SQLiteGraph: Why I Built One Embedded Library Instead of Four Services
I needed a graph database for a code intelligence project. The typical recommendation would have been Neo4j, or at minimum a graph library backed by something like PostgreSQL. But I was building a CLI tool that runs as a single process on a developer’s laptop. Pulling in a graph database server, a vector search service, a KV cache, and a pub/sub bus — plus connection management and process lifecycle for each — is the wrong architecture for that constraint.
So I built sqlitegraph: a single Rust crate that embeds all four of those things, backed by SQLite, with no server required.

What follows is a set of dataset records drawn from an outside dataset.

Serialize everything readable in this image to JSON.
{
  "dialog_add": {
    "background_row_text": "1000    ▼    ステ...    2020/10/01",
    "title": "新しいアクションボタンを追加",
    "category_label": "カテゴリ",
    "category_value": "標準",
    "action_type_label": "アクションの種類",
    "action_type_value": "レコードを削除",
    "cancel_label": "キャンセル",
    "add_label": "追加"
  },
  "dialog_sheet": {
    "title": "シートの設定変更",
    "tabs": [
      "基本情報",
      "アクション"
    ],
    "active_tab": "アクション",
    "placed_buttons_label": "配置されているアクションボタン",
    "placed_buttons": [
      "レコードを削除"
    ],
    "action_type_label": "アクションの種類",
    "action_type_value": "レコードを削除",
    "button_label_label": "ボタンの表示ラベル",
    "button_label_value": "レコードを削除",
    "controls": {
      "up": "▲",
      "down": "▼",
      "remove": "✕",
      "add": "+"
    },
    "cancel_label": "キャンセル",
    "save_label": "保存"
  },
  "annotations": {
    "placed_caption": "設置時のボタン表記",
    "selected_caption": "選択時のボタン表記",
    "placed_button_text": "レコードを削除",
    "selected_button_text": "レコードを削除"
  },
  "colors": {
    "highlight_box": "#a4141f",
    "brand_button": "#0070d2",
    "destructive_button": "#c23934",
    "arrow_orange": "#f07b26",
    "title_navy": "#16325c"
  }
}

This post covers what it does, how it works, the bugs I hit, and where the tradeoffs are. It’s not a comparison to production graph databases — that’s not what it’s for.
The problem it solves
The tools I’m building (magellan, llmgrep, splice, mirage-analyzer) all need the same set of primitives:
- Graph storage and traversal — symbol relationships, call graphs, import chains
- Vector search — embedding-based semantic lookup (HNSW)
- Key-value store — index metadata, cached results, cross-process state
- Pub/sub — live change notification during file watching
With separate services that’s SQLite + Qdrant (or Pinecone) + Redis + some message bus. Each of those is a process to manage, a port to configure, a connection pool to tune, a service to restart when it crashes. And cross-domain queries — “find nodes whose vector embedding is similar to X and that have outgoing edges to Y” — become application-level joins over separate API calls.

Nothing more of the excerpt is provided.